Core Concepts
Large language models struggle to generalize to unseen combinations of primitives in semantic parsing tasks, despite their success in other NLP domains. Recent research explores the underlying causes and develops methods to enhance compositional generalization capabilities.
Abstract
This survey examines the challenges faced by large language models (LLMs) in achieving compositional generalization for semantic parsing tasks. It first delves into the definition of compositional generalization and how it is evaluated using benchmark datasets like SCAN, COGS, and CFQ.

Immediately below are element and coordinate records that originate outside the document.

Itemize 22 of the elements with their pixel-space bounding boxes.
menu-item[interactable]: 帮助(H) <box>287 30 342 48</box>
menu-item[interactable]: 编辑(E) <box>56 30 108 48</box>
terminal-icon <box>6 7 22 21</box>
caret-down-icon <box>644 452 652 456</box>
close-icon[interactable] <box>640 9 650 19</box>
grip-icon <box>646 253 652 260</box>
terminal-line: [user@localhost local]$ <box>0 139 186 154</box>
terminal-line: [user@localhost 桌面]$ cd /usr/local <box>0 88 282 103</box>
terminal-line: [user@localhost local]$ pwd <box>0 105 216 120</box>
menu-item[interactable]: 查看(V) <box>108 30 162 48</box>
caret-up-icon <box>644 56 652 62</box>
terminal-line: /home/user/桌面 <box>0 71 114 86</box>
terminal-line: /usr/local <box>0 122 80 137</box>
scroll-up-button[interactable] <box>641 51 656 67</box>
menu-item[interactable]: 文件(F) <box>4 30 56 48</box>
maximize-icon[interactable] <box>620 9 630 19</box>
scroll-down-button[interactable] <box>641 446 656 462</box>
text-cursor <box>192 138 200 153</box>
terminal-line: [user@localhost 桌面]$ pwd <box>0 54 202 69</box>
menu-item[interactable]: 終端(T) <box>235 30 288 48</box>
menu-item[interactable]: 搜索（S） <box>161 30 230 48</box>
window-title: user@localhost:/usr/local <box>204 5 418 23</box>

The key factors hindering LLM-based semantic parsers from generalizing compositionally are then discussed. These include the inherent inability of vanilla seq2seq models to generalize to unseen structures, the autoregressive decoding step acting as a bottleneck, and the distributional mismatch between the pretraining corpus and the symbolic outputs required for semantic parsing.
The survey then reviews various methods proposed to improve compositional generalization, categorized into data-augmentation approaches and model-based techniques. Data-augmentation methods aim to expose the model to more examples of compositional generalization during training. Model-based approaches incorporate inductive biases through neuro-symbolic architectures or develop novel prompting strategies that decompose the parsing task into simpler sub-steps.
Finally, the survey discusses emerging research trends in this area, highlighting the orthogonal nature of the proposed solutions and the potential for a more foundational rethinking of the seq2seq paradigm for semantic parsing.